Book Review: 'Making the Arsenal'

Last updated : 18 November 2009 By Brian Dawes

This new novel is a title which features amongst it's many threads the general demise of Woolwich Arsenal F C which in 1910, the year in which this story is set, was very much a struggling football club. A club in dire financial straights and going into liquidation despite the best efforts of George Leavey the principle director. The story also, incidentally, contains a bit part for the aforementioned Allison whom in 1910 was working as a sports journalist and following the Woolwich team for reasons that I won't go into here.

All the Arsenal characters mentioned within the storyline were real and are kept pretty much within character, with maybe just the odd exception to assist plot development. Some who feature you may know, others will be less familiar to all bar the most hard-core Arsenal historians. One of the key figures featuring in the drama is the notorious Henry Norris who takes on the, almost, pantomime role of arch villain. A role that suits his real-life character to a tee. At the heart of the action is a (fictional) journalist, called Jacko Jones through whom all the various events of 1910 are hung together. These include the pre-war spy paranoia, the perceived anarchist threat, the miners' strikes and subsequent battles with police. There's Winston Churchill as the then Home Secretary whom Jacko just happened to know through his previous duties as a sergeant working in Section H during the Boer War. Also included is the Suffragette movement and the violence that sometimes surrounded it.

The plot is centred around a variety of venues that include the Daily Chronicle offices in Fleet Street were an ongoing battle of sarcasm between Jacko and his immediate boss ensues and peppers the story with some classic throwaway lines. Public houses, especially those around Woolwich, are quite naturally a home from home for journalists but also feature the odd Woolwich Arsenal shareholders meeting. Then of course there in the Manor Ground itself.

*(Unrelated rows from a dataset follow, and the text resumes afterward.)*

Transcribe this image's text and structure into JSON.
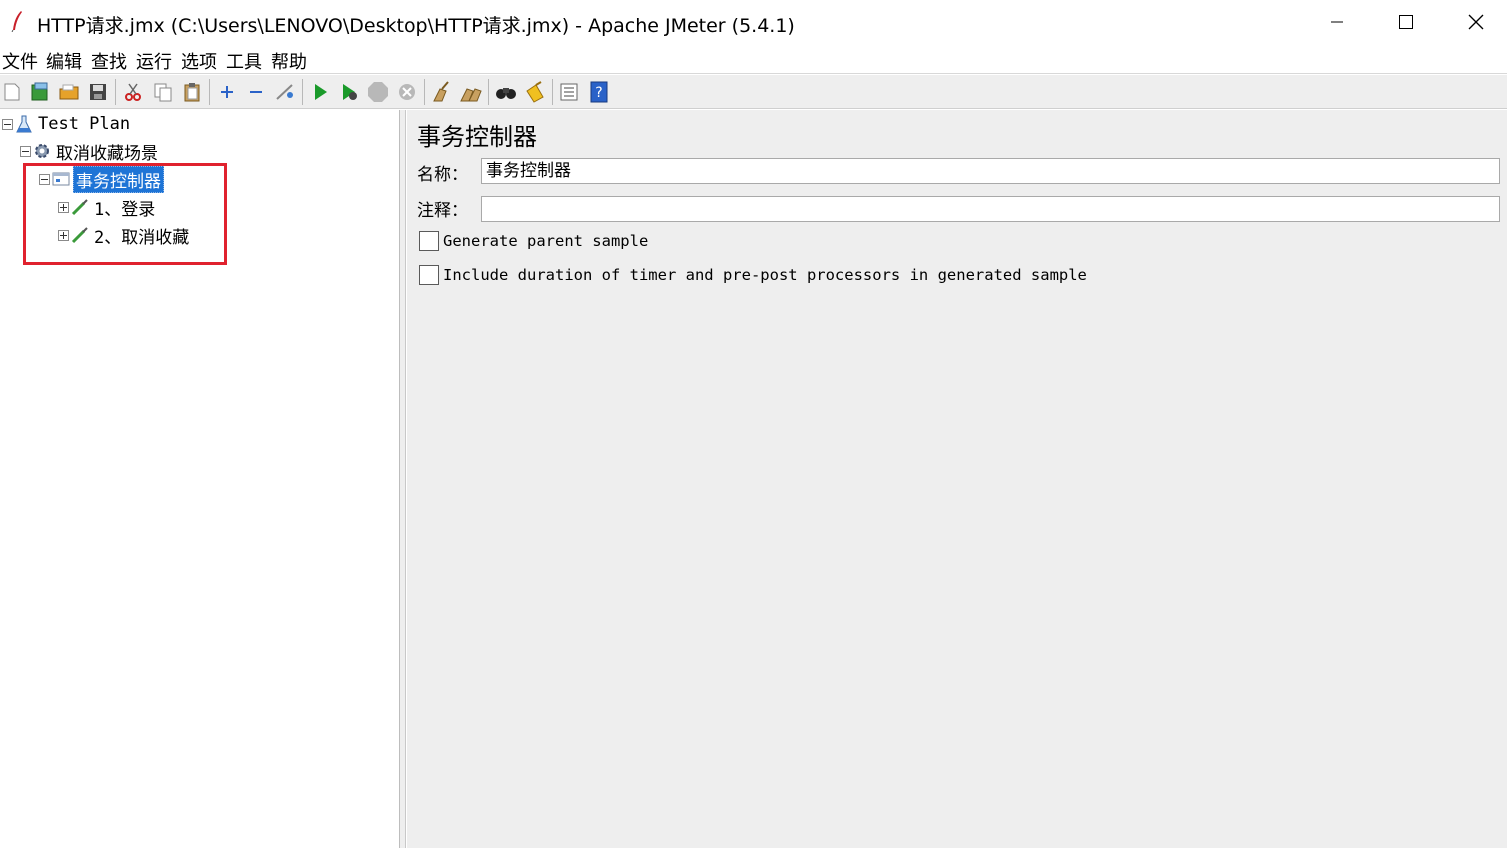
{
  "window": {
    "title": "HTTP请求.jmx (C:\\Users\\LENOVO\\Desktop\\HTTP请求.jmx) - Apache JMeter (5.4.1)"
  },
  "menu": {
    "items": [
      "文件",
      "编辑",
      "查找",
      "运行",
      "选项",
      "工具",
      "帮助"
    ]
  },
  "toolbar": {
    "buttons": [
      "new-icon",
      "templates-icon",
      "open-icon",
      "save-icon",
      "cut-icon",
      "copy-icon",
      "paste-icon",
      "expand-icon",
      "collapse-icon",
      "toggle-icon",
      "start-icon",
      "start-no-pause-icon",
      "stop-icon",
      "shutdown-icon",
      "clear-icon",
      "clear-all-icon",
      "search-icon",
      "reset-search-icon",
      "function-helper-icon",
      "help-icon"
    ]
  },
  "tree": {
    "nodes": [
      {
        "label": "Test Plan",
        "icon": "test-plan-icon",
        "expander": "minus"
      },
      {
        "label": "取消收藏场景",
        "icon": "thread-group-gear-icon",
        "expander": "minus"
      },
      {
        "label": "事务控制器",
        "icon": "transaction-controller-icon",
        "expander": "minus",
        "selected": true
      },
      {
        "label": "1、登录",
        "icon": "http-sampler-pipette-icon",
        "expander": "plus"
      },
      {
        "label": "2、取消收藏",
        "icon": "http-sampler-pipette-icon",
        "expander": "plus"
      }
    ],
    "highlight_color": "#e0222e"
  },
  "panel": {
    "title": "事务控制器",
    "name_label": "名称：",
    "name_value": "事务控制器",
    "comment_label": "注释：",
    "comment_value": "",
    "checkbox_generate_parent": "Generate parent sample",
    "checkbox_include_duration": "Include duration of timer and pre-post processors in generated sample"
  },
  "colors": {
    "selection": "#1e74d6",
    "panel_bg": "#eeeeee"
  }
}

There's the odd aristocratic home in central London to visit, the War Office, the Admiralty, Jacko's parents place in the altogether more humble Wood Green, a country house and the odd football away trips that take in various Archie Leitch built stadiums. Leitch incidentally was a real-life industrial architect who was later to construct the initial Highbury Stadium. There's also a brief foray to Wales that takes in a pit strike and its ultimately predictable confrontations.

The story tends to fly off at a tangent for the odd red herring or two, but it all pulls together, albeit sometimes in a rather far-fetched manner, through our ever resourceful, often sarcastic, irreverent, sceptical and puzzled hero Jacko. Part 'Boys Own' yarn, part detective thriller the story rattles along at a pace that drags you along with it. It also catches the historical setting very engagingly with its many throwaway references to the period. Amongst other observations intermingled within the plot are those on the players and spectators at matches, the new fangled cinema, local transport, the problems and indeed rarity of long distance motor travel plus a number of contemporary authors, books and magazines get a passing mention. The general class and sexist attitudes which were later to be somewhat shattered by the First World War are a feature. But we also see cameo asides or mentions for the likes of Doctor Crippen, the John Dickman trial and the Parliament Act, all of which fit the timescale impressively.

Quite clearly the author did extensive background research to garner the feel of this particular bygone age and certainly his research on our club, on which I'm better qualified to comment, is very definitely spot on.

Making the Arsenal
Tony Attwood
Paperback £12.99
Published by Hamilton House

Available from most good bookstores but if they need to order it in make it easier for them by quoting this ISBN number: 978 1 86083 759 3. Also available from all your favourite online bookstores, although not seemingly massively cheaper.